ESTADÃO | Panorama 2025: Cópia restaurada do clássico ‘Iracema’ mostra que Brasil não aprende nada com seu passado
03/04/2025
SALVADOR – Com Iracema, uma Transamazonica, clássico do cinema brasileiro, teve início o festival Panorama Internacional Coisa de Cinema, em sua 20ª edição.
A sessão de abertura foi gloriosa, com a presença da atriz Edna de Cássia e um dos diretores, Jorge Bodanzky – o outro diretor é Orlando Senna, que não estava presente.
No palco, Bodanzky explicou como se deu o restauro em 4K da obra, que completa 50 anos de existência, agora recuperada com materiais alemães.

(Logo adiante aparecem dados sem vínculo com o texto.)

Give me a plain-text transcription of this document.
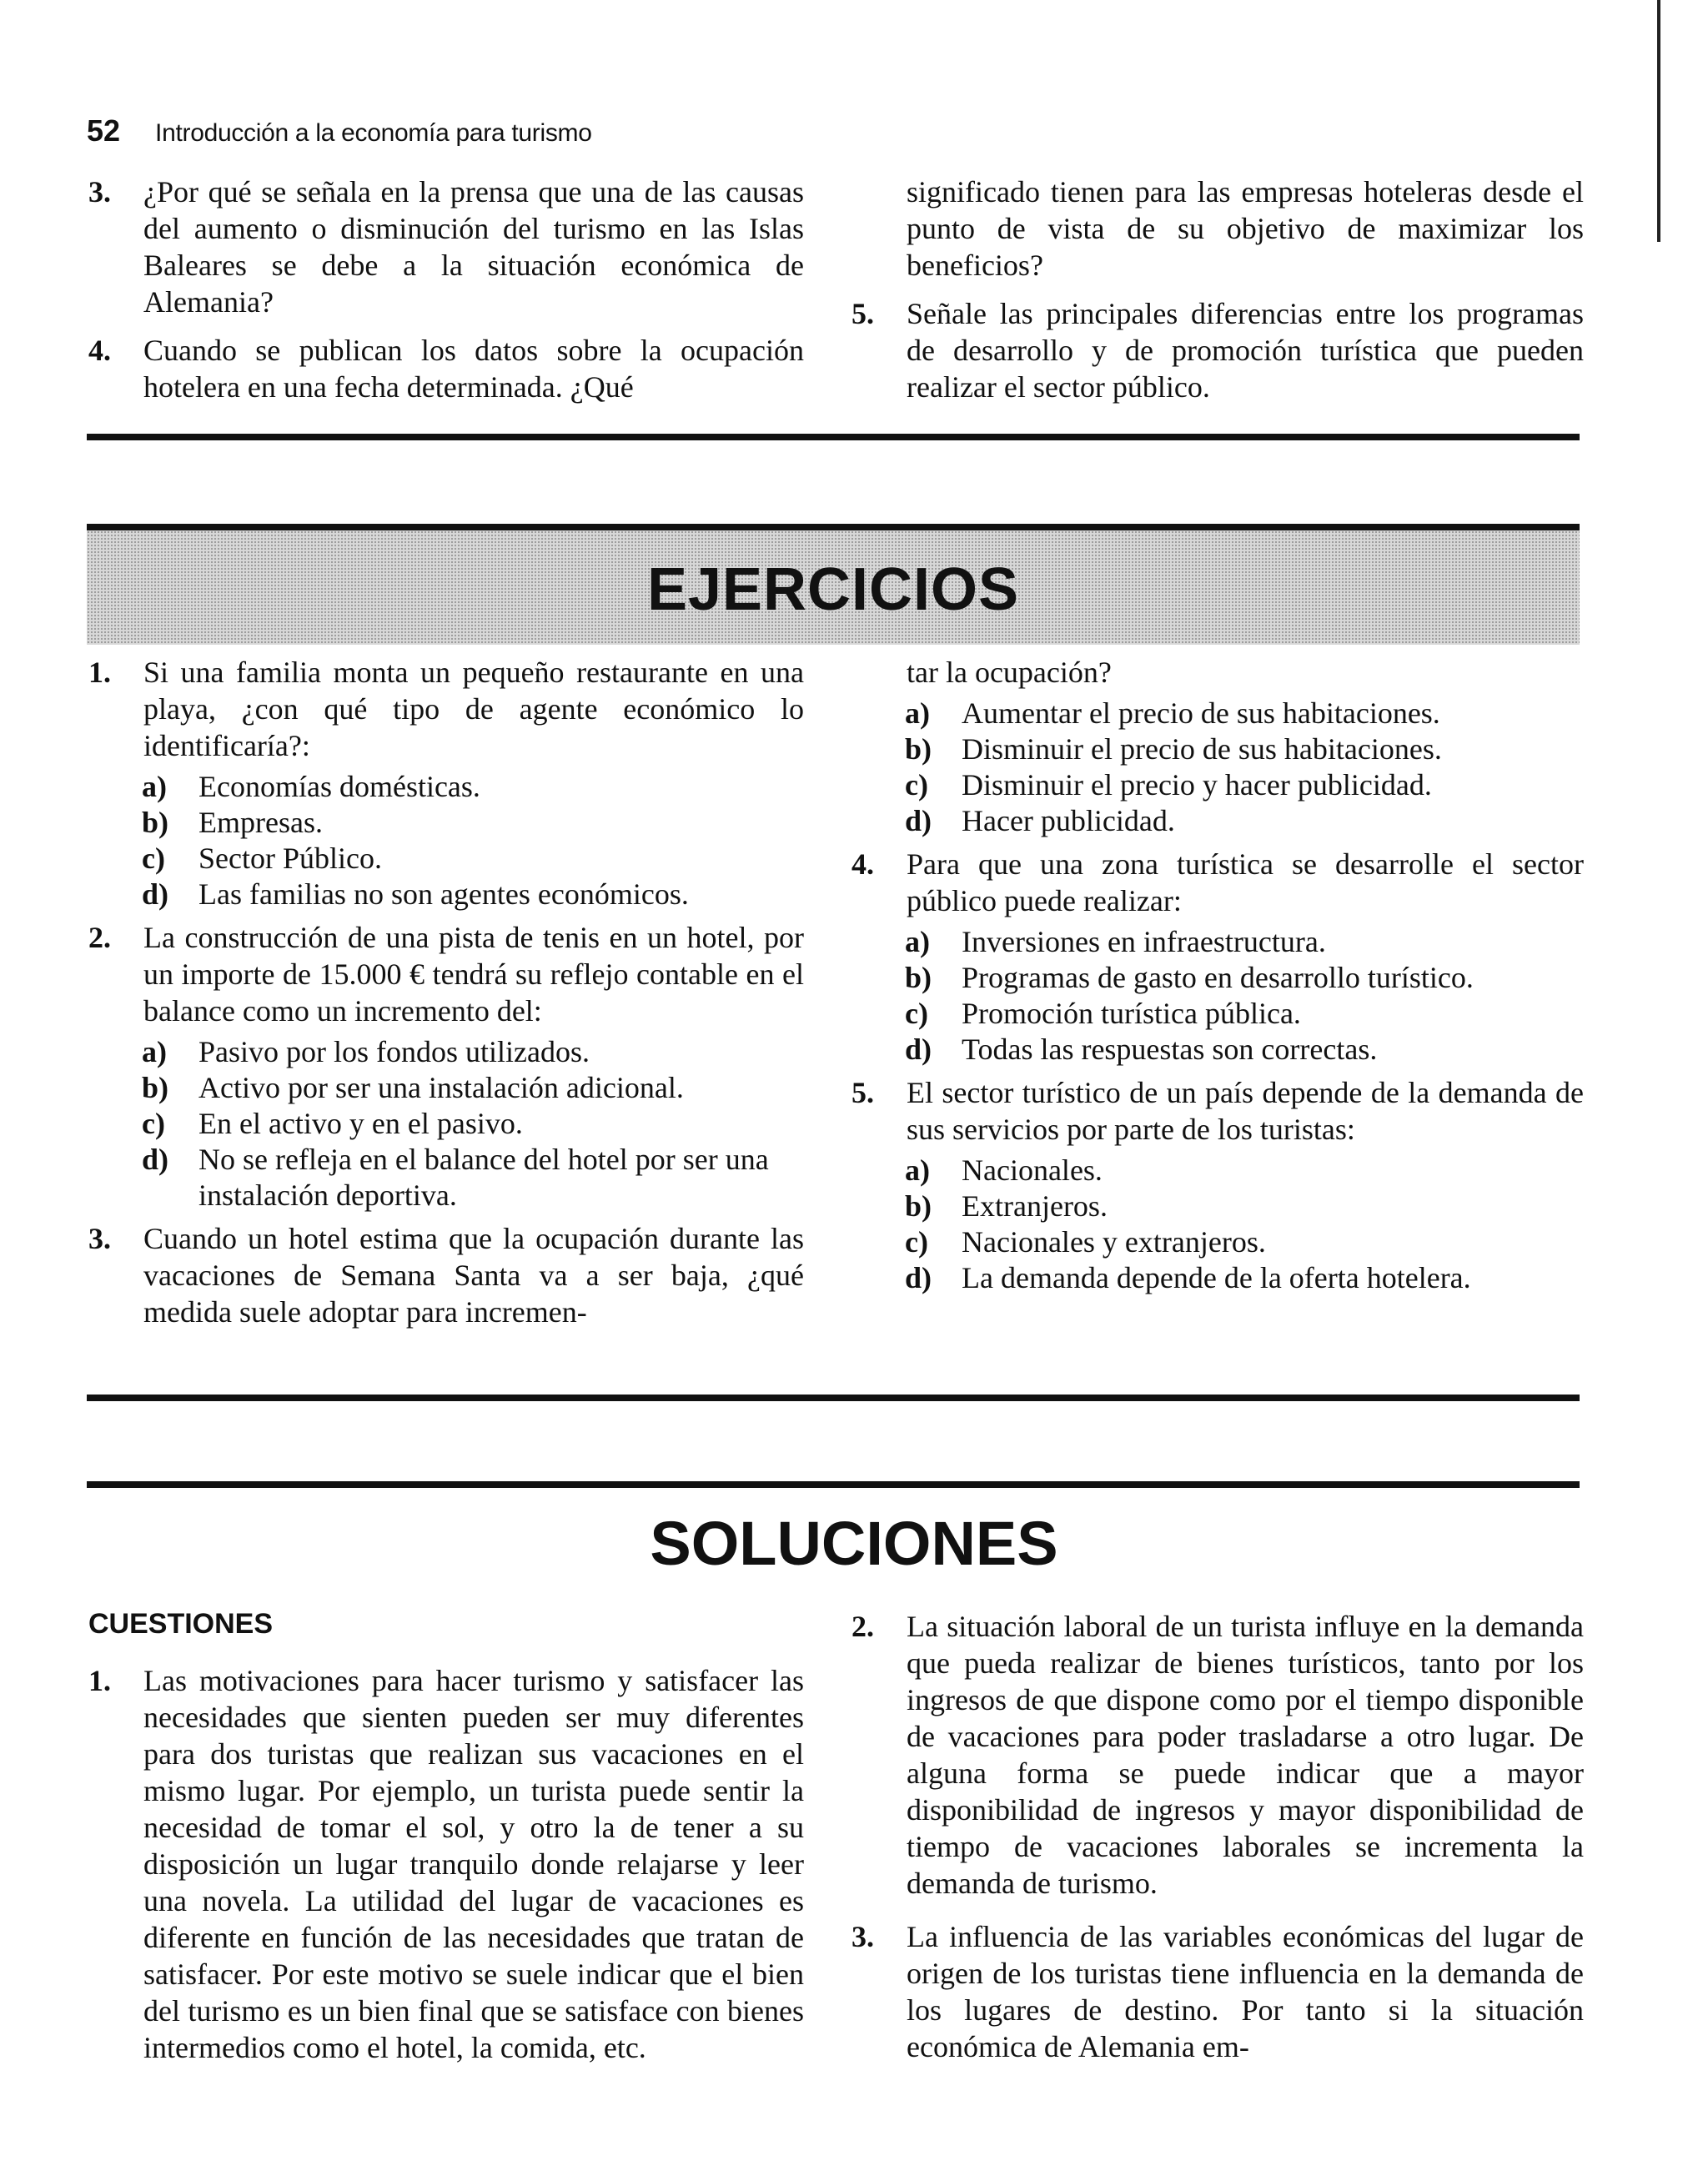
52 Introducción a la economía para turismo
3.	¿Por qué se señala en la prensa que una de las causas del aumento o disminución del turismo en las Islas Baleares se debe a la situación económica de Alemania?
4.	Cuando se publican los datos sobre la ocupación hotelera en una fecha determinada. ¿Qué
significado tienen para las empresas hoteleras desde el punto de vista de su objetivo de maximizar los beneficios?
5.	Señale las principales diferencias entre los programas de desarrollo y de promoción turística que pueden realizar el sector público.
EJERCICIOS
1.	Si una familia monta un pequeño restaurante en una playa, ¿con qué tipo de agente económico lo identificaría?:
a)	Economías domésticas.
b) Empresas.
c)	Sector Público.
d) Las familias no son agentes económicos.
2.	La construcción de una pista de tenis en un hotel, por un importe de 15.000 € tendrá su reflejo contable en el balance como un incremento del:
a)	Pasivo por los fondos utilizados.
b) Activo por ser una instalación adicional.
c)	En el activo y en el pasivo.
d) No se refleja en el balance del hotel por ser una instalación deportiva.
3.	Cuando un hotel estima que la ocupación durante las vacaciones de Semana Santa va a ser baja, ¿qué medida suele adoptar para incremen-
tar la ocupación?
a)	Aumentar el precio de sus habitaciones.
b) Disminuir el precio de sus habitaciones.
c)	Disminuir el precio y hacer publicidad.
d) Hacer publicidad.
4.	Para que una zona turística se desarrolle el sector público puede realizar:
a)	Inversiones en infraestructura.
b) Programas de gasto en desarrollo turístico.
c)	Promoción turística pública.
d) Todas las respuestas son correctas.
5.	El sector turístico de un país depende de la demanda de sus servicios por parte de los turistas:
a)	Nacionales.
b) Extranjeros.
c)	Nacionales y extranjeros.
d) La demanda depende de la oferta hotelera.
SOLUCIONES
CUESTIONES
1.	Las motivaciones para hacer turismo y satisfacer las necesidades que sienten pueden ser muy diferentes para dos turistas que realizan sus vacaciones en el mismo lugar. Por ejemplo, un turista puede sentir la necesidad de tomar el sol, y otro la de tener a su disposición un lugar tranquilo donde relajarse y leer una novela. La utilidad del lugar de vacaciones es diferente en función de las necesidades que tratan de satisfacer. Por este motivo se suele indicar que el bien del turismo es un bien final que se satisface con bienes intermedios como el hotel, la comida, etc.
2.	La situación laboral de un turista influye en la demanda que pueda realizar de bienes turísticos, tanto por los ingresos de que dispone como por el tiempo disponible de vacaciones para poder trasladarse a otro lugar. De alguna forma se puede indicar que a mayor disponibilidad de ingresos y mayor disponibilidad de tiempo de vacaciones laborales se incrementa la demanda de turismo.
3.	La influencia de las variables económicas del lugar de origen de los turistas tiene influencia en la demanda de los lugares de destino. Por tanto si la situación económica de Alemania em-
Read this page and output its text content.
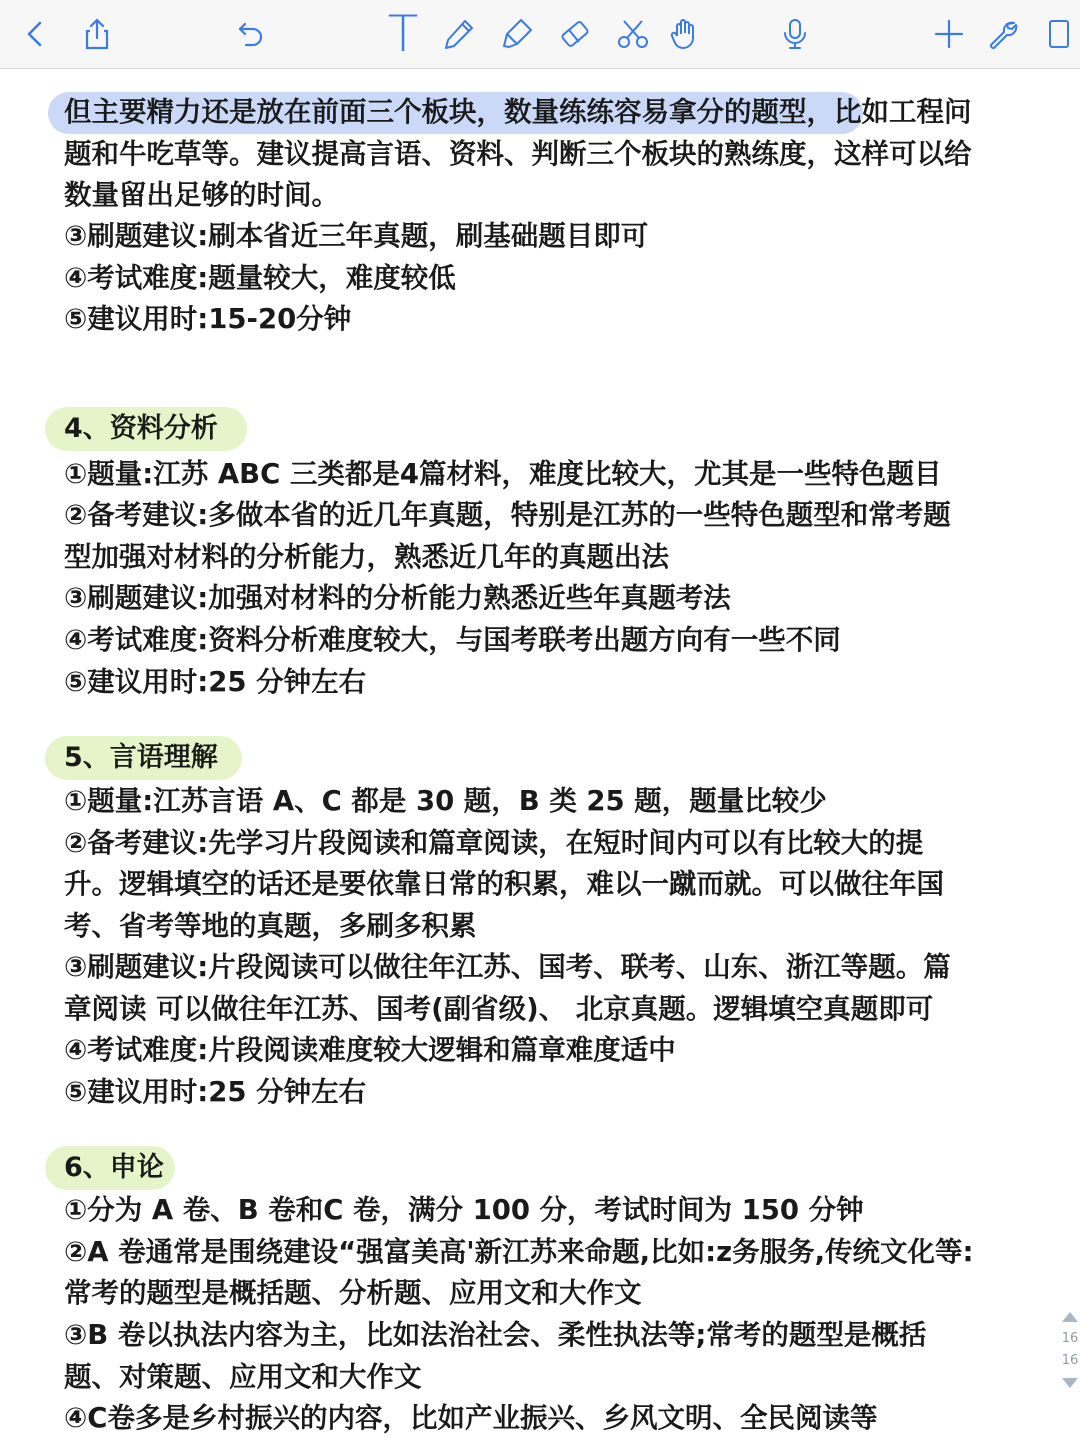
T
但主要精力还是放在前面三个板块，数量练练容易拿分的题型，比如工程问
题和牛吃草等。建议提高言语、资料、判断三个板块的熟练度，这样可以给
数量留出足够的时间。
③刷题建议:刷本省近三年真题，刷基础题目即可
④考试难度:题量较大，难度较低
⑤建议用时:15-20分钟
4、资料分析
①题量:江苏 ABC 三类都是4篇材料，难度比较大，尤其是一些特色题目
②备考建议:多做本省的近几年真题，特别是江苏的一些特色题型和常考题
型加强对材料的分析能力，熟悉近几年的真题出法
③刷题建议:加强对材料的分析能力熟悉近些年真题考法
④考试难度:资料分析难度较大，与国考联考出题方向有一些不同
⑤建议用时:25 分钟左右
5、言语理解
①题量:江苏言语 A、C 都是 30 题，B 类 25 题，题量比较少
②备考建议:先学习片段阅读和篇章阅读，在短时间内可以有比较大的提
升。逻辑填空的话还是要依靠日常的积累，难以一蹴而就。可以做往年国
考、省考等地的真题，多刷多积累
③刷题建议:片段阅读可以做往年江苏、国考、联考、山东、浙江等题。篇
章阅读 可以做往年江苏、国考(副省级)、 北京真题。逻辑填空真题即可
④考试难度:片段阅读难度较大逻辑和篇章难度适中
⑤建议用时:25 分钟左右
6、申论
①分为 A 卷、B 卷和C 卷，满分 100 分，考试时间为 150 分钟
②A 卷通常是围绕建设“强富美高'新江苏来命题,比如:z务服务,传统文化等:
常考的题型是概括题、分析题、应用文和大作文
③B 卷以执法内容为主，比如法治社会、柔性执法等;常考的题型是概括
题、对策题、应用文和大作文
④C卷多是乡村振兴的内容，比如产业振兴、乡风文明、全民阅读等
16
16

A televisão alemã, a ZDF, uma das produtoras da obra, realizada na Amazônia, em plena fase mais violenta da ditadura militar.
Revisto, Iracema mostra a inequívoca vocação documental da obra, que, no entanto, se apresenta como filme de ficção. De fato, acompanha um fina linha ficcional, protagonizada por Iracema, uma garota de 15 anos que se une a um caminhoneiro gaúcho, Tião (Paulo Cesar Pereio), um tipo meio cafajeste, meio nacionalista, daqueles que estampavam no pára-brisa do veículo o adesivo com os dizeres patrioteiros “Brasil: ame-o ou deixe-o”. Mensagem de que a ditadura Medici exigia adesão incondicional e qualquer crítico do regime passava a ser considerado traidor da pátria.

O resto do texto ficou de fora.